For any employee now worried about becoming the target of a subsequent criminal proceeding, other options make even less practical sense. As the economy crashed in 2008 and 2009, was it the low-level staffer’s duty to refuse a directive relating to the firm’s accounting procedures or any other issue that caused the staffer concern? To quit or get fired from a decent job and enter a collapsing labor market? To apply for work elsewhere, only to have a prospective new employer solicit a prior job reference and learn that the would-be hire is not a “team player”?

Losing sight of the mission

Unlike many senior partners at Dewey & LeBoeuf, the six relatively low-level staffers who did as Canellas directed (and have now pled guilty to resulting crimes) did not walk away with millions of dollars. Other than the jobs they held until the firm disintegrated, none benefitted financially from the alleged financial fraud.

The situation brings to mind a November 2012 court filing on behalf of Dewey’s former chairman, Steven H. Davis. Responding to the motion of the Dewey & LeBoeuf Official Committee of Unsecured Creditors for permission to sue Davis personally, Davis’s brief concluded: “While ‘greed’ is a theme of the Committee’s Motion, the litigation that eventually ensues will address the question of whose greed.” (Docket #654; emphasis in original)

The Manhattan DA’s investigative efforts could center on that question, too.
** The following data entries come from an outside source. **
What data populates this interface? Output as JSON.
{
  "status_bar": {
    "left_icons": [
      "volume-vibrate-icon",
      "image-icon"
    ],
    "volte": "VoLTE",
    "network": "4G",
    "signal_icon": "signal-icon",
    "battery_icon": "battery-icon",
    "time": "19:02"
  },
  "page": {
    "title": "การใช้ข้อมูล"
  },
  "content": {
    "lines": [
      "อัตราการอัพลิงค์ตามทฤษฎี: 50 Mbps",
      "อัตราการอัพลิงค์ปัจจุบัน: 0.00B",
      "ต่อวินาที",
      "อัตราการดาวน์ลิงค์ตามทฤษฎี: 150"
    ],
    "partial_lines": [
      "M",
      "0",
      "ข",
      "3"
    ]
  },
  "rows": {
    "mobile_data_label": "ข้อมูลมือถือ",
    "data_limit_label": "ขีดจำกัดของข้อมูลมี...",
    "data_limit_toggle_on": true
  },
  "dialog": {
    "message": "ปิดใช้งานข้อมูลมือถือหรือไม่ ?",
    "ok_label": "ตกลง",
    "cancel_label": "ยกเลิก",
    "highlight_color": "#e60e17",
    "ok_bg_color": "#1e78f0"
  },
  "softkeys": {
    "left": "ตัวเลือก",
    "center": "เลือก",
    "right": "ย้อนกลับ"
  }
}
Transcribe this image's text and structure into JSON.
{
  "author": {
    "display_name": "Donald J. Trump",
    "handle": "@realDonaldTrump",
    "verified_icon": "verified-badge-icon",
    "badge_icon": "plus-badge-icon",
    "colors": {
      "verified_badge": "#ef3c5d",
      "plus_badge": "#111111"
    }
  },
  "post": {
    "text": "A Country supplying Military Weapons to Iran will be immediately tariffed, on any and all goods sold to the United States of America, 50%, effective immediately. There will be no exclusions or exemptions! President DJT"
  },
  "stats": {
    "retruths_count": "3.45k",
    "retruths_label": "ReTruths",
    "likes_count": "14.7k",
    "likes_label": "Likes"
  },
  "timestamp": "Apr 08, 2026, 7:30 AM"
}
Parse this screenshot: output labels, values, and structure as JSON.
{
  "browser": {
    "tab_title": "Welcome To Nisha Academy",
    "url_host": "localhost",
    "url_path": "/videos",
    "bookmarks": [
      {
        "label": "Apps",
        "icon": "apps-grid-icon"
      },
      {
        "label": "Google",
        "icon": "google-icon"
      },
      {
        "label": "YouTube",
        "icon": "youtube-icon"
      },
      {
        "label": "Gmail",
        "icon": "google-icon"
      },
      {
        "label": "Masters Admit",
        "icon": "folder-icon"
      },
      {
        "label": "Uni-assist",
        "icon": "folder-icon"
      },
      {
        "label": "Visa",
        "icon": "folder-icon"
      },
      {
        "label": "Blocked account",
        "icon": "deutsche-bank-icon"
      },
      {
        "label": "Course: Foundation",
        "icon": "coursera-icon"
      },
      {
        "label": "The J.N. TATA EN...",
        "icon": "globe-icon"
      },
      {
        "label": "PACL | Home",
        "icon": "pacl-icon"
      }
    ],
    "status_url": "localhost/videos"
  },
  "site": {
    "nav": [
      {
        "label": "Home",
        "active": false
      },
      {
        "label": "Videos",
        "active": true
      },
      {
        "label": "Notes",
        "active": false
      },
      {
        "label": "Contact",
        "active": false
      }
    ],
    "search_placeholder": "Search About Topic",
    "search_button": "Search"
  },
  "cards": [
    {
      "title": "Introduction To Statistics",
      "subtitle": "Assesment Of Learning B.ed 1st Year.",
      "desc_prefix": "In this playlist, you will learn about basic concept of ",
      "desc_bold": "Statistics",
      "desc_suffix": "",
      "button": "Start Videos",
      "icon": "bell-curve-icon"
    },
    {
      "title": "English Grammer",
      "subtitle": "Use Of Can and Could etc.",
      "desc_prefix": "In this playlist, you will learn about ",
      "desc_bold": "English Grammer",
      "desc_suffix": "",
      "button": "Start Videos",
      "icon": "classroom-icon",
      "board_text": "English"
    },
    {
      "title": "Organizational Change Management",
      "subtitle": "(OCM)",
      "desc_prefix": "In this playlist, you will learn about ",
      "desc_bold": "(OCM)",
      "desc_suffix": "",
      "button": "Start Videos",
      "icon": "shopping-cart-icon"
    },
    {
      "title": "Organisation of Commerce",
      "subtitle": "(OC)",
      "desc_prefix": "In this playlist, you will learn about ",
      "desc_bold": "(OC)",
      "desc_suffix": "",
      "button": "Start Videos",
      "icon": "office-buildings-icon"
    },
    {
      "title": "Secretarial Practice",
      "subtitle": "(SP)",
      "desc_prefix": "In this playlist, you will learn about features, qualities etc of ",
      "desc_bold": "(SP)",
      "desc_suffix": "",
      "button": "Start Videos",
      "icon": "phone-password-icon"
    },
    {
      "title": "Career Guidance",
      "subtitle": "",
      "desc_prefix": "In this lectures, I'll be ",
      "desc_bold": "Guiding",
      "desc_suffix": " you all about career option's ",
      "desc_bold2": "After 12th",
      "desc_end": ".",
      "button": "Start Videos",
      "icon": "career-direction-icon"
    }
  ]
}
So far, as indictments and plea deals get unsealed, the situation looks more like an unrestrained effort to secure notches on a conviction belt.

Perhaps it’s just too early to tell where the prosecution is headed. Then again, maybe vulnerable scapegoats make easier targets than the wealthy, high-powered lawyers who created and benefitted from the culture in which those scapegoats did their jobs.